The new method lets one animate character photos using live-action footage.

A group of researchers has introduced VOODOO 3D, a novel 3D-aware one-shot head reenactment method built upon a fully volumetric neural disentanglement framework that considers both source appearance and driver expressions, operates in real-time, and is capable of animating character photos using live-action footage, producing a high-fidelity result suitable for 3D teleconferencing systems based on holographic displays.

According to the team, their approach is based on a neural self-supervised disentanglement method, which involves transforming both the source image and the driver video frame into a shared 3D volumetric representation based on tri-planes. This representation can then be manipulated freely using expression tri-planes derived from the driving images and can be rendered from any view using neural radiance fields.

The disentanglement process is achieved through self-supervised learning on a large in-the-wild video dataset. Furthermore, the team has introduced a highly effective fine-tuning approach to enhance the generalizability of the 3D lifting, utilizing the same real-world data.

"Our head reenactment pipeline consists of three stages: 3D Lifting, Volumetric Disentanglement, and Tri-plane Rendering," commented the team. "Given a pair of source and driver images, we first frontalize them using a pre-trained but fine-tuned tri-plane-based 3D lifting module. This driver alignment step is crucial and allows our model to disentangle the expressions from the head pose, which prevents overfitting.

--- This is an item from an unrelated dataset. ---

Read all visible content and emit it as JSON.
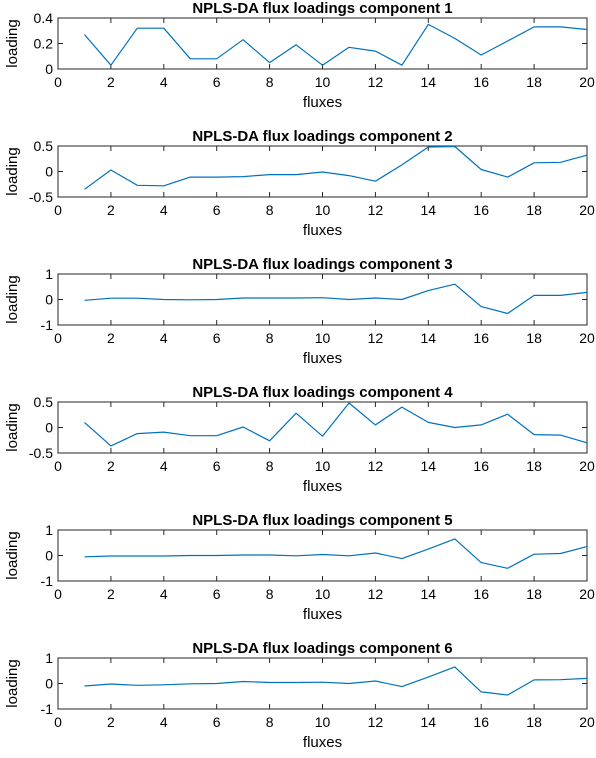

Then, the frontalized faces are fed into two separate convolutional encoders to extract the face features Fs and Fd. These extracted features are concatenated with the ones extracted from the tri-planes of the source, and all are fed together into several transformer blocks to produce the expression tri-plane residual, which is added to the tri-planes of the source image. The final target image can be rendered from the new tri-planes using a pre-trained tri-plane renderer using the driver's pose."